Before her husband was elected president, Kennedy Onassis had a miscarriage in 1955 and gave birth to a stillborn baby girl in 1956. The couple’s daughter Caroline—who is currently the U.S. ambassador to Australia—was born in 1957.

Kennedy Onassis was pregnant during JFK’s presidential campaign in 1960, but because of her previous difficult pregnancies, cut short public appearances and went on full bed rest before giving birth. Their son John Jr. was born a couple weeks after the election. He died in a plane crash in 1999 at age 38, alongside his wife, Carolyn Bessette-Kennedy, and her sister, Lauren Bessette.
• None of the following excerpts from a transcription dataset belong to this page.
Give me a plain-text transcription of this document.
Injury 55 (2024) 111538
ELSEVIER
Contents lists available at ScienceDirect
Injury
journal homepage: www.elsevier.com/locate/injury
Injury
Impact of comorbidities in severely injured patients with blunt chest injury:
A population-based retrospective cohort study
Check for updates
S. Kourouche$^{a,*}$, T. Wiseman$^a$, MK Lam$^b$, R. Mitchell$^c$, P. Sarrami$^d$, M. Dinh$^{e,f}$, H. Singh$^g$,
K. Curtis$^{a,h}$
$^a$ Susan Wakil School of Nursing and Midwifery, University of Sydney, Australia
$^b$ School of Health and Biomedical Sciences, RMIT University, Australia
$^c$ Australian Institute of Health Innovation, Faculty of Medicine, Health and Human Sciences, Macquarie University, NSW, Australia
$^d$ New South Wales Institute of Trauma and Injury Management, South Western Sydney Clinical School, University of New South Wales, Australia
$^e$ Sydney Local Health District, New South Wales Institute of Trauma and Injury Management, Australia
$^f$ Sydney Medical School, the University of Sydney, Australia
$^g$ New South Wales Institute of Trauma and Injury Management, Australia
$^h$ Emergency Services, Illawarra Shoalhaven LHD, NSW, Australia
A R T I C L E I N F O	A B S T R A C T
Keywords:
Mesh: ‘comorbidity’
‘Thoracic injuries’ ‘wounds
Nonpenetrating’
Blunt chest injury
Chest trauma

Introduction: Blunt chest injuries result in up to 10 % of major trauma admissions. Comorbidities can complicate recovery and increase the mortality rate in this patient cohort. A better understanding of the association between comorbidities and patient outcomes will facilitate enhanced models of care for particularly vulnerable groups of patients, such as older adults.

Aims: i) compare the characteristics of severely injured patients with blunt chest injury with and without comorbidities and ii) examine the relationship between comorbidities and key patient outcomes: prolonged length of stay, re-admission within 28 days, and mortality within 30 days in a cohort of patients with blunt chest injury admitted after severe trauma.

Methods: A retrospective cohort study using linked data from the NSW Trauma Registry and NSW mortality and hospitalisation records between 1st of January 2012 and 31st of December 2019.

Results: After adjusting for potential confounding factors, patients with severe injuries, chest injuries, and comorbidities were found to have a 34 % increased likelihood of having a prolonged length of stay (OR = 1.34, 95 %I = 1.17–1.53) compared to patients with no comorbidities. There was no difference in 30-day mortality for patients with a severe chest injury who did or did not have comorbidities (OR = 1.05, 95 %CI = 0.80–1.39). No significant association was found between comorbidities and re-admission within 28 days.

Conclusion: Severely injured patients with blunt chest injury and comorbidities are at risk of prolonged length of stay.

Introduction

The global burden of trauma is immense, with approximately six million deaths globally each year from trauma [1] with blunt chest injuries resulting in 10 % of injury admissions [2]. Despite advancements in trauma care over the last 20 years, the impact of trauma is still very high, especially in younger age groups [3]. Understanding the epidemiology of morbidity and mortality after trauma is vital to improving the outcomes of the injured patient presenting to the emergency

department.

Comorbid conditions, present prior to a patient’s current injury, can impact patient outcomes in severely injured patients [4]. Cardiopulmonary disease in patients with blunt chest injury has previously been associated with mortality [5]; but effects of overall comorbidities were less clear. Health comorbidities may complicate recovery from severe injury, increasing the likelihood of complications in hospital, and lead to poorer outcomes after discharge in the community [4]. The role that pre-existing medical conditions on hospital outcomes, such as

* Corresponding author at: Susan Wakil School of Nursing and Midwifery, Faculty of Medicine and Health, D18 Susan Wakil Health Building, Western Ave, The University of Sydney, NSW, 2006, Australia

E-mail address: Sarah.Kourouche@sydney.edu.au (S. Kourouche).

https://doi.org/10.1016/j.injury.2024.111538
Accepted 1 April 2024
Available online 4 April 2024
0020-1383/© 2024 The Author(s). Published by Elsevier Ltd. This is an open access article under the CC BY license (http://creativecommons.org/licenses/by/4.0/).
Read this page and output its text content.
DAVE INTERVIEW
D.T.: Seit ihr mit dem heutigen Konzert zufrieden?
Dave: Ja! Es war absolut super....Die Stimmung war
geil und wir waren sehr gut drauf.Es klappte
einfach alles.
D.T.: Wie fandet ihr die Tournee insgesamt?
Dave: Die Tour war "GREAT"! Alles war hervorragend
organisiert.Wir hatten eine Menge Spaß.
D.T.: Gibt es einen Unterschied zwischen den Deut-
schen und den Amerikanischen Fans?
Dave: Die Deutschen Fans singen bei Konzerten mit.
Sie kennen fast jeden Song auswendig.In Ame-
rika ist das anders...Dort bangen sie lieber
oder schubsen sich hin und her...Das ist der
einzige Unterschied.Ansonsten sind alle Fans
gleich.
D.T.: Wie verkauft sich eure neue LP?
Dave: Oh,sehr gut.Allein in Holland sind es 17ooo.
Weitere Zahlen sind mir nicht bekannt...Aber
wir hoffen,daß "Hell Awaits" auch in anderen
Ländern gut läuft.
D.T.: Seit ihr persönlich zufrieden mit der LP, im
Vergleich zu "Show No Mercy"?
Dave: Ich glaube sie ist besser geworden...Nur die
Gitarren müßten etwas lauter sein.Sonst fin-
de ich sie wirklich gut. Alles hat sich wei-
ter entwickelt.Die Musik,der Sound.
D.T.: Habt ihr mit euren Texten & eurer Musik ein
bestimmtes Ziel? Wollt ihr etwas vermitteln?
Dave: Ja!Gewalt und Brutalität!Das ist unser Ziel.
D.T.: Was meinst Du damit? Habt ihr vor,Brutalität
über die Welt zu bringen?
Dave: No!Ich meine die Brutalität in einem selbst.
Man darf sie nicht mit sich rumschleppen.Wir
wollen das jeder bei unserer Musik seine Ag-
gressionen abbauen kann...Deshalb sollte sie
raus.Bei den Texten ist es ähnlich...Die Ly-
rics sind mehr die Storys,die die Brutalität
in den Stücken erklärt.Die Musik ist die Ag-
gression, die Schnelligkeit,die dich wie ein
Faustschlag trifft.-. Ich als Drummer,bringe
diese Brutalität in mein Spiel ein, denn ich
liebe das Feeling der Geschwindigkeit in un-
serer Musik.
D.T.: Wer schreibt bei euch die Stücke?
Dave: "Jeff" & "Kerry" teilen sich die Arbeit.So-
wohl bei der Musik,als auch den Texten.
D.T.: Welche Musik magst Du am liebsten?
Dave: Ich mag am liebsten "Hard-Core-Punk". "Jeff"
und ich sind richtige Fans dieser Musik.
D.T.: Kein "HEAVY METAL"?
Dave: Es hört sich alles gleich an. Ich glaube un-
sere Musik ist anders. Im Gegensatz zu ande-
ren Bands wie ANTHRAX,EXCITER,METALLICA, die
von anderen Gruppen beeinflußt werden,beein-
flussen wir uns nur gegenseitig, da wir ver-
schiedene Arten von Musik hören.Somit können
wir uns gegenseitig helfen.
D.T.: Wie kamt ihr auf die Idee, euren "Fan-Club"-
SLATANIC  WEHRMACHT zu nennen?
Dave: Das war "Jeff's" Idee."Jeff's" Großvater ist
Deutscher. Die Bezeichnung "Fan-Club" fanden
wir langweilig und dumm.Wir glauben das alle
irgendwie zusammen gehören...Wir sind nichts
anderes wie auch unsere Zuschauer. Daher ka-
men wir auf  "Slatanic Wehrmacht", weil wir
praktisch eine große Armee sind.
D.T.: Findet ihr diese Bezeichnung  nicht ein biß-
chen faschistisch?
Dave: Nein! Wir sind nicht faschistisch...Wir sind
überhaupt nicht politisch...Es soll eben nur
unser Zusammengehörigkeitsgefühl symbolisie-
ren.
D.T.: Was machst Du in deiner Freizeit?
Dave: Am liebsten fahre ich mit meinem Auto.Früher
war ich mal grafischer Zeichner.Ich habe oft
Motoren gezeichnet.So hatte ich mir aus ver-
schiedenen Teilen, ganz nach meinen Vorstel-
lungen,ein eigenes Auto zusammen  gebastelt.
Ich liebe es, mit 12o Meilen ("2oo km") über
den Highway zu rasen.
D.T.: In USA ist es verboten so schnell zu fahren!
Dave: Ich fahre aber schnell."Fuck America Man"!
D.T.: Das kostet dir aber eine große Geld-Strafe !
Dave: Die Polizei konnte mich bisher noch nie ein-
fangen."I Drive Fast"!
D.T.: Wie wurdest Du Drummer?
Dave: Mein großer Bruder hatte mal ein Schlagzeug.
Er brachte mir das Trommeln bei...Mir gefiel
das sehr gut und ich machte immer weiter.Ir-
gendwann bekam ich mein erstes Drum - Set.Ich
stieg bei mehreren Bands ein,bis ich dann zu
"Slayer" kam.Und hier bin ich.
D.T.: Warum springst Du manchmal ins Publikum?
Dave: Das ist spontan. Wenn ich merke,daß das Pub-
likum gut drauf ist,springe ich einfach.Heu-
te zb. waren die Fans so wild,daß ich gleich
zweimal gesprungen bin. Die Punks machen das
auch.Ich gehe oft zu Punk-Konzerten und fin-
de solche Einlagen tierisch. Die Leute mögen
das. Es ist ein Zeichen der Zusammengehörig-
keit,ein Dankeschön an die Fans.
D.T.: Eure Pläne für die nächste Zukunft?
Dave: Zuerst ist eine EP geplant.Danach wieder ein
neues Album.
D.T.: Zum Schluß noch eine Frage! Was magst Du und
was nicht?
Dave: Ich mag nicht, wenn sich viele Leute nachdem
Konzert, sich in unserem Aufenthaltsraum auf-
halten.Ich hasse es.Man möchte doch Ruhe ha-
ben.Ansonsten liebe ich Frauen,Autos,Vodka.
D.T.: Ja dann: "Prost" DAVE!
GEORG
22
The couple’s youngest son, Patrick, was born prematurely and died a couple days later in 1963. “The loss of Patrick, from all accounts, was devastating to the whole Kennedy family—to the President, to Mrs. Kennedy and to the two children she already had, they’d been really looking forward to this baby,” Jellison says.

“Everyone said this brought them closer together,” Jellison says of the presidential couple. “For the first time they would be affectionate in public and be photographed together holding hands.” 

The baby’s death occurred in August, before JFK was killed in November. The couple’s fateful outing to Dallas was Kennedy Onassis’ first extended public appearance after the loss of their child, as she was just coming out of her mourning period, Jellison says. 

Jellison says the First Lady was a chain-smoker who also smoked while pregnant, before medical wisdom advised against it.

At the time, smoking was viewed as glamorous in the sophisticated debutante world, but a wide swath of the American public still thought it was “vulgar” for women to smoke. 

“There was a rule that the official photographer of the Kennedy White House was never supposed to take pictures of Mrs. Kennedy with a cigarette,” Jellison says. Photos of the First Lady smoking have since come out.

Jackie & Caroline Drive Off With Ari After Wedding
Jaqueline Kennedy Onassis, embracing her daughter, Caroline Kennedy, and her new husband, Greek shipping magnate Aristotle Onassis, in Greece, Oct. 21, 1968. Express Newspapers—Getty Images

Jackie Kennedy Onassis remarried to a Greek shipping magnate

After JFK’s assassination, Kennedy Onassis was left with “the rug pulled out from under her,” Jellison says. Her next natural move was to marry rich—”something she had been taught by her mother from the cradle, just keep marrying up the scale”—Jellison explains.

In 1968, she married Aristotle Onassis, a Greek shipping magnate 23 years her senior, who was one of the richest men in the world.

“She married Aristotle Onassis in part because he was so wealthy that she felt she wouldn’t have to worry about money and the physical security of her children,” Jellison says. “There was a fondness and I think respect between Jackie and Aristotle Onassis. It was not a great love story.” 

“In many ways he was a father-protector figure as well as a husband,” the historian adds. 

After a few years, the couple were largely living separate lives, with Kennedy Onassis staying with her children in New York City and Onassis in Europe. When he died in 1975, she released a statement that read: “Aristotle Onassis rescued me at a moment when my life was engulfed with shadows…We lived through many beautiful experiences together…for which I will be eternally grateful.”

Jacqueline Kennedy Onassis Sitting at Her Editing Desk
Jacqueline Onassis is shown in her office at Viking Press, as she talked about the first book she wrote and edited in 1977. Bettmann Archive—Getty Images

She became a book editor for nearly two decades before her death

After her second husband’s death, Kennedy Onassis went to work as a book editor for Viking Press and then Doubleday publishers. Over the course of 19 years, she acquired nearly 100 fiction and nonfiction books.

For the last few years of her life, she was also in a relationship with Belgian-American Businessman Maurice Tempelsman. Jellison says this was probably Kennedy Onassis’ relationship of greatest equality, as he was her age and shared similar interests in the arts.

“He was much more a soul mate in terms of mutual interests than had been either of her husbands,” Jellison says. The historian concludes that Kennedy Onassis “was living a very satisfactory life in those last years, and working with books, which she loved.”